I am saddened by the election of Republican Scott Brown to the U.S. Senate from Massachusetts. It’s OK with him to deny emergency contraception to rape victims. His nude pose in the centerfold of Cosmopolitan magazine adds to the sleaze. Massachusetts may seem a long ways away from Arizona. But Arizona’s two senators relatively recently voted against equal pay for women (it would create too many lawsuits) and also voted against guaranteeing women the right to bring lawsuits against co-workers in cases of sexual assault (bad for business), both of which were passed by a Democratic Congress.

SHIRLEY RISH

MESA

LUPUS

Disease is overlooked

by doctors, public

Systemic lupus is far more prevalent than multiple sclerosis. Yet far less is known about what it means to those who suffer from it and their families, as well as throughout our medical community.

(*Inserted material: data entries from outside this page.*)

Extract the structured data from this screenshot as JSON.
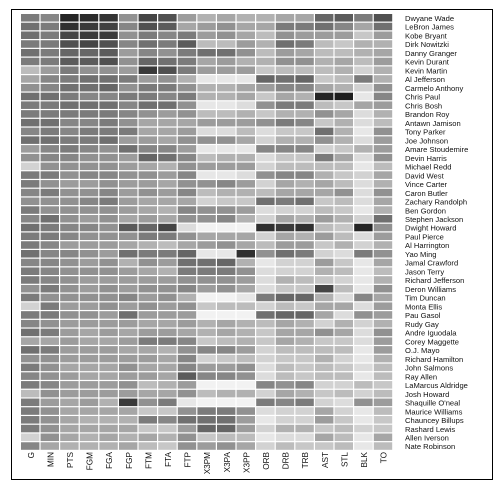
{
  "chart_data": {
    "type": "heatmap",
    "title": "",
    "xlabel": "",
    "ylabel": "",
    "color_scale": {
      "low": "#f2f2f2",
      "high": "#1a1a1a"
    },
    "grid": false,
    "columns": [
      "G",
      "MIN",
      "PTS",
      "FGM",
      "FGA",
      "FGP",
      "FTM",
      "FTA",
      "FTP",
      "X3PM",
      "X3PA",
      "X3PP",
      "ORB",
      "DRB",
      "TRB",
      "AST",
      "STL",
      "BLK",
      "TO"
    ],
    "rows": [
      "Dwyane Wade",
      "LeBron James",
      "Kobe Bryant",
      "Dirk Nowitzki",
      "Danny Granger",
      "Kevin Durant",
      "Kevin Martin",
      "Al Jefferson",
      "Carmelo Anthony",
      "Chris Paul",
      "Chris Bosh",
      "Brandon Roy",
      "Antawn Jamison",
      "Tony Parker",
      "Joe Johnson",
      "Amare Stoudemire",
      "Devin Harris",
      "Michael Redd",
      "David West",
      "Vince Carter",
      "Caron Butler",
      "Zachary Randolph",
      "Ben Gordon",
      "Stephen Jackson",
      "Dwight Howard",
      "Paul Pierce",
      "Al Harrington",
      "Yao Ming",
      "Jamal Crawford",
      "Jason Terry",
      "Richard Jefferson",
      "Deron Williams",
      "Tim Duncan",
      "Monta Ellis",
      "Pau Gasol",
      "Rudy Gay",
      "Andre Iguodala",
      "Corey Maggette",
      "O.J. Mayo",
      "Richard Hamilton",
      "John Salmons",
      "Ray Allen",
      "LaMarcus Aldridge",
      "Josh Howard",
      "Shaquille O'neal",
      "Maurice Williams",
      "Chauncey Billups",
      "Rashard Lewis",
      "Allen Iverson",
      "Nate Robinson"
    ],
    "values": [
      [
        0.55,
        0.5,
        0.95,
        0.92,
        0.88,
        0.45,
        0.8,
        0.75,
        0.4,
        0.3,
        0.35,
        0.3,
        0.3,
        0.35,
        0.35,
        0.65,
        0.7,
        0.55,
        0.75
      ],
      [
        0.6,
        0.55,
        0.9,
        0.85,
        0.82,
        0.5,
        0.75,
        0.7,
        0.35,
        0.4,
        0.45,
        0.35,
        0.35,
        0.55,
        0.55,
        0.6,
        0.5,
        0.35,
        0.6
      ],
      [
        0.6,
        0.55,
        0.8,
        0.85,
        0.85,
        0.45,
        0.55,
        0.5,
        0.55,
        0.4,
        0.45,
        0.35,
        0.25,
        0.45,
        0.4,
        0.4,
        0.4,
        0.2,
        0.4
      ],
      [
        0.55,
        0.55,
        0.75,
        0.8,
        0.75,
        0.5,
        0.6,
        0.55,
        0.7,
        0.25,
        0.25,
        0.4,
        0.3,
        0.6,
        0.55,
        0.25,
        0.2,
        0.3,
        0.3
      ],
      [
        0.6,
        0.55,
        0.65,
        0.65,
        0.7,
        0.4,
        0.5,
        0.45,
        0.55,
        0.6,
        0.6,
        0.45,
        0.25,
        0.4,
        0.35,
        0.25,
        0.25,
        0.3,
        0.35
      ],
      [
        0.55,
        0.55,
        0.7,
        0.7,
        0.75,
        0.45,
        0.65,
        0.6,
        0.55,
        0.35,
        0.4,
        0.3,
        0.3,
        0.45,
        0.45,
        0.3,
        0.35,
        0.25,
        0.4
      ],
      [
        0.25,
        0.4,
        0.55,
        0.45,
        0.45,
        0.4,
        0.85,
        0.75,
        0.55,
        0.4,
        0.4,
        0.4,
        0.2,
        0.25,
        0.25,
        0.25,
        0.3,
        0.15,
        0.3
      ],
      [
        0.35,
        0.5,
        0.55,
        0.6,
        0.6,
        0.55,
        0.4,
        0.45,
        0.3,
        0.05,
        0.05,
        0.05,
        0.65,
        0.6,
        0.65,
        0.2,
        0.25,
        0.55,
        0.3
      ],
      [
        0.45,
        0.5,
        0.6,
        0.6,
        0.65,
        0.45,
        0.55,
        0.55,
        0.45,
        0.3,
        0.3,
        0.35,
        0.4,
        0.5,
        0.5,
        0.35,
        0.3,
        0.15,
        0.45
      ],
      [
        0.6,
        0.6,
        0.55,
        0.5,
        0.5,
        0.55,
        0.55,
        0.5,
        0.55,
        0.3,
        0.3,
        0.35,
        0.2,
        0.35,
        0.3,
        0.95,
        0.98,
        0.05,
        0.5
      ],
      [
        0.55,
        0.55,
        0.6,
        0.6,
        0.6,
        0.5,
        0.6,
        0.6,
        0.45,
        0.05,
        0.05,
        0.1,
        0.45,
        0.55,
        0.55,
        0.25,
        0.2,
        0.35,
        0.4
      ],
      [
        0.55,
        0.55,
        0.55,
        0.55,
        0.55,
        0.5,
        0.45,
        0.4,
        0.45,
        0.25,
        0.25,
        0.3,
        0.2,
        0.3,
        0.3,
        0.45,
        0.35,
        0.1,
        0.3
      ],
      [
        0.6,
        0.6,
        0.5,
        0.5,
        0.55,
        0.45,
        0.35,
        0.35,
        0.35,
        0.4,
        0.4,
        0.4,
        0.45,
        0.55,
        0.5,
        0.2,
        0.3,
        0.1,
        0.25
      ],
      [
        0.5,
        0.55,
        0.5,
        0.55,
        0.55,
        0.55,
        0.35,
        0.35,
        0.4,
        0.1,
        0.1,
        0.25,
        0.1,
        0.2,
        0.2,
        0.6,
        0.3,
        0.05,
        0.45
      ],
      [
        0.6,
        0.6,
        0.55,
        0.55,
        0.6,
        0.4,
        0.4,
        0.35,
        0.45,
        0.45,
        0.45,
        0.35,
        0.15,
        0.3,
        0.3,
        0.45,
        0.3,
        0.1,
        0.4
      ],
      [
        0.4,
        0.5,
        0.55,
        0.5,
        0.45,
        0.6,
        0.5,
        0.5,
        0.4,
        0.05,
        0.05,
        0.05,
        0.5,
        0.5,
        0.5,
        0.15,
        0.2,
        0.3,
        0.4
      ],
      [
        0.45,
        0.5,
        0.5,
        0.45,
        0.45,
        0.4,
        0.65,
        0.6,
        0.5,
        0.25,
        0.3,
        0.3,
        0.1,
        0.2,
        0.2,
        0.55,
        0.35,
        0.1,
        0.45
      ],
      [
        0.15,
        0.45,
        0.45,
        0.45,
        0.45,
        0.4,
        0.35,
        0.3,
        0.45,
        0.4,
        0.4,
        0.4,
        0.15,
        0.25,
        0.25,
        0.25,
        0.25,
        0.05,
        0.25
      ],
      [
        0.55,
        0.55,
        0.45,
        0.5,
        0.5,
        0.45,
        0.45,
        0.4,
        0.5,
        0.05,
        0.05,
        0.1,
        0.45,
        0.5,
        0.5,
        0.3,
        0.2,
        0.15,
        0.35
      ],
      [
        0.55,
        0.45,
        0.4,
        0.4,
        0.45,
        0.4,
        0.4,
        0.35,
        0.45,
        0.45,
        0.5,
        0.4,
        0.15,
        0.35,
        0.3,
        0.35,
        0.25,
        0.1,
        0.3
      ],
      [
        0.5,
        0.55,
        0.45,
        0.45,
        0.5,
        0.4,
        0.45,
        0.4,
        0.5,
        0.25,
        0.3,
        0.3,
        0.25,
        0.35,
        0.35,
        0.35,
        0.45,
        0.1,
        0.45
      ],
      [
        0.45,
        0.45,
        0.45,
        0.5,
        0.55,
        0.4,
        0.35,
        0.35,
        0.35,
        0.15,
        0.2,
        0.2,
        0.6,
        0.55,
        0.6,
        0.2,
        0.25,
        0.1,
        0.35
      ],
      [
        0.55,
        0.45,
        0.45,
        0.45,
        0.45,
        0.4,
        0.35,
        0.3,
        0.5,
        0.45,
        0.45,
        0.4,
        0.1,
        0.15,
        0.15,
        0.25,
        0.2,
        0.05,
        0.3
      ],
      [
        0.5,
        0.6,
        0.45,
        0.4,
        0.45,
        0.35,
        0.4,
        0.35,
        0.45,
        0.45,
        0.5,
        0.3,
        0.15,
        0.35,
        0.3,
        0.4,
        0.3,
        0.15,
        0.6
      ],
      [
        0.6,
        0.55,
        0.5,
        0.5,
        0.45,
        0.7,
        0.65,
        0.8,
        0.1,
        0.0,
        0.0,
        0.0,
        0.9,
        0.85,
        0.9,
        0.25,
        0.2,
        0.95,
        0.45
      ],
      [
        0.55,
        0.55,
        0.5,
        0.45,
        0.45,
        0.45,
        0.55,
        0.55,
        0.45,
        0.35,
        0.35,
        0.35,
        0.15,
        0.35,
        0.3,
        0.4,
        0.25,
        0.1,
        0.4
      ],
      [
        0.55,
        0.5,
        0.4,
        0.4,
        0.4,
        0.35,
        0.3,
        0.25,
        0.35,
        0.4,
        0.45,
        0.35,
        0.25,
        0.4,
        0.4,
        0.2,
        0.3,
        0.15,
        0.3
      ],
      [
        0.6,
        0.5,
        0.5,
        0.45,
        0.4,
        0.6,
        0.55,
        0.55,
        0.65,
        0.05,
        0.05,
        0.9,
        0.45,
        0.6,
        0.55,
        0.15,
        0.1,
        0.55,
        0.45
      ],
      [
        0.5,
        0.5,
        0.45,
        0.4,
        0.45,
        0.3,
        0.45,
        0.4,
        0.6,
        0.6,
        0.65,
        0.3,
        0.05,
        0.15,
        0.15,
        0.4,
        0.2,
        0.05,
        0.35
      ],
      [
        0.55,
        0.5,
        0.45,
        0.45,
        0.45,
        0.4,
        0.35,
        0.3,
        0.55,
        0.55,
        0.55,
        0.45,
        0.1,
        0.15,
        0.15,
        0.3,
        0.25,
        0.05,
        0.25
      ],
      [
        0.55,
        0.5,
        0.45,
        0.4,
        0.4,
        0.4,
        0.4,
        0.4,
        0.45,
        0.45,
        0.45,
        0.4,
        0.1,
        0.3,
        0.25,
        0.2,
        0.15,
        0.05,
        0.3
      ],
      [
        0.45,
        0.55,
        0.45,
        0.4,
        0.45,
        0.4,
        0.45,
        0.45,
        0.5,
        0.4,
        0.45,
        0.35,
        0.1,
        0.2,
        0.2,
        0.8,
        0.25,
        0.05,
        0.45
      ],
      [
        0.55,
        0.45,
        0.45,
        0.45,
        0.45,
        0.5,
        0.4,
        0.45,
        0.3,
        0.0,
        0.0,
        0.05,
        0.55,
        0.65,
        0.65,
        0.3,
        0.1,
        0.5,
        0.35
      ],
      [
        0.15,
        0.55,
        0.4,
        0.4,
        0.45,
        0.4,
        0.45,
        0.4,
        0.45,
        0.2,
        0.25,
        0.25,
        0.15,
        0.25,
        0.2,
        0.35,
        0.35,
        0.1,
        0.4
      ],
      [
        0.55,
        0.55,
        0.45,
        0.45,
        0.4,
        0.6,
        0.4,
        0.4,
        0.4,
        0.0,
        0.0,
        0.0,
        0.6,
        0.65,
        0.65,
        0.35,
        0.1,
        0.45,
        0.4
      ],
      [
        0.5,
        0.45,
        0.4,
        0.4,
        0.4,
        0.4,
        0.35,
        0.35,
        0.4,
        0.3,
        0.35,
        0.3,
        0.25,
        0.35,
        0.3,
        0.15,
        0.3,
        0.15,
        0.3
      ],
      [
        0.6,
        0.55,
        0.4,
        0.35,
        0.4,
        0.35,
        0.4,
        0.4,
        0.35,
        0.3,
        0.35,
        0.3,
        0.2,
        0.35,
        0.35,
        0.45,
        0.35,
        0.1,
        0.45
      ],
      [
        0.35,
        0.35,
        0.4,
        0.35,
        0.35,
        0.4,
        0.55,
        0.55,
        0.5,
        0.2,
        0.25,
        0.3,
        0.2,
        0.35,
        0.3,
        0.2,
        0.2,
        0.1,
        0.4
      ],
      [
        0.6,
        0.55,
        0.4,
        0.4,
        0.4,
        0.35,
        0.35,
        0.3,
        0.45,
        0.5,
        0.5,
        0.4,
        0.15,
        0.25,
        0.25,
        0.25,
        0.25,
        0.05,
        0.4
      ],
      [
        0.45,
        0.45,
        0.4,
        0.4,
        0.4,
        0.4,
        0.4,
        0.35,
        0.5,
        0.15,
        0.2,
        0.25,
        0.15,
        0.2,
        0.2,
        0.3,
        0.15,
        0.05,
        0.3
      ],
      [
        0.55,
        0.45,
        0.35,
        0.35,
        0.35,
        0.45,
        0.35,
        0.35,
        0.5,
        0.4,
        0.4,
        0.45,
        0.1,
        0.25,
        0.2,
        0.25,
        0.2,
        0.1,
        0.25
      ],
      [
        0.5,
        0.45,
        0.4,
        0.35,
        0.35,
        0.4,
        0.4,
        0.35,
        0.7,
        0.5,
        0.5,
        0.45,
        0.1,
        0.25,
        0.2,
        0.25,
        0.25,
        0.05,
        0.25
      ],
      [
        0.55,
        0.5,
        0.4,
        0.4,
        0.4,
        0.45,
        0.25,
        0.3,
        0.4,
        0.0,
        0.0,
        0.0,
        0.5,
        0.45,
        0.5,
        0.15,
        0.15,
        0.25,
        0.2
      ],
      [
        0.25,
        0.45,
        0.4,
        0.4,
        0.4,
        0.4,
        0.35,
        0.35,
        0.45,
        0.25,
        0.3,
        0.3,
        0.15,
        0.35,
        0.3,
        0.2,
        0.25,
        0.15,
        0.25
      ],
      [
        0.55,
        0.4,
        0.35,
        0.4,
        0.3,
        0.85,
        0.45,
        0.55,
        0.05,
        0.0,
        0.0,
        0.0,
        0.55,
        0.5,
        0.55,
        0.15,
        0.1,
        0.45,
        0.4
      ],
      [
        0.55,
        0.45,
        0.35,
        0.35,
        0.35,
        0.35,
        0.2,
        0.2,
        0.45,
        0.55,
        0.55,
        0.45,
        0.1,
        0.15,
        0.15,
        0.35,
        0.15,
        0.05,
        0.25
      ],
      [
        0.55,
        0.45,
        0.35,
        0.3,
        0.3,
        0.3,
        0.55,
        0.5,
        0.6,
        0.6,
        0.6,
        0.4,
        0.05,
        0.15,
        0.15,
        0.4,
        0.2,
        0.05,
        0.2
      ],
      [
        0.55,
        0.45,
        0.35,
        0.35,
        0.35,
        0.35,
        0.2,
        0.2,
        0.4,
        0.65,
        0.65,
        0.4,
        0.15,
        0.3,
        0.3,
        0.2,
        0.25,
        0.15,
        0.2
      ],
      [
        0.15,
        0.45,
        0.35,
        0.3,
        0.35,
        0.3,
        0.35,
        0.3,
        0.45,
        0.2,
        0.25,
        0.25,
        0.05,
        0.1,
        0.1,
        0.35,
        0.25,
        0.05,
        0.35
      ],
      [
        0.5,
        0.35,
        0.3,
        0.3,
        0.3,
        0.35,
        0.25,
        0.2,
        0.45,
        0.4,
        0.45,
        0.35,
        0.15,
        0.25,
        0.2,
        0.2,
        0.25,
        0.05,
        0.25
      ]
    ]
  }
}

Many fine physicians either miss or overlook valuable information that could help lupus sufferers find a diagnosis much faster than the existing seven-year average. Thousands suffer waiting for answers that are not easily found, and symptoms are even suggested sometimes to just be in a patient’s head. What little treatment available now offers help that includes bad side effects.

As an advocate and former nurse who faces this disease, I find myself making my way through this vast medical maze that cries out for us to pull together in an attempt to better understand this disease and work toward a common aspiration to try to make a difference in the lives of these wonderful people who pass away so mysteriously in greater numbers every year.

REBECCA ARTUS-SCHEIFLA

MESA

DOWNTOWN CHANDLER

City Council should

rethink traffic plans

Thank you for your recent article in the Chandler Tribune entitled “Council approves downtown plans” (Jan. 17).

I have some concerns regarding the City Council’s plans. Although the plan is to “widen sidewalks and enhance the corridor’s landscape,” I believe they are leaving out a very important consideration. By narrowing Arizona Avenue from the current six lanes to the proposed four lanes, the traffic congestion is going to be insurmountable. And when traffic is known to be really bad in an area — what do people do? They avoid those areas and find alternate routes. Thus, the need for wider sidewalks is eliminated.

My daughter attends Chandler High School and battles the traffic each day. I think it is shortsighted on the council’s part to think that widening sidewalks is going to bring more people to the downtown area — when, in reality, they will avoid the area because they can’t get through the streets. There will be more congestion and probably more accidents caused by the congestion.

Has the council sought the opinions of the store owners downtown? I can’t imagine, as a store owner, wanting to have cars farther away from my storefront instead of closer. In almost all areas of Chandler and other growing cities, roads are being widened to accommodate the people who live, shop and work there, not the other way around.

In my opinion, and several others that I have spoken with agree, this will end up being the death of downtown Chandler.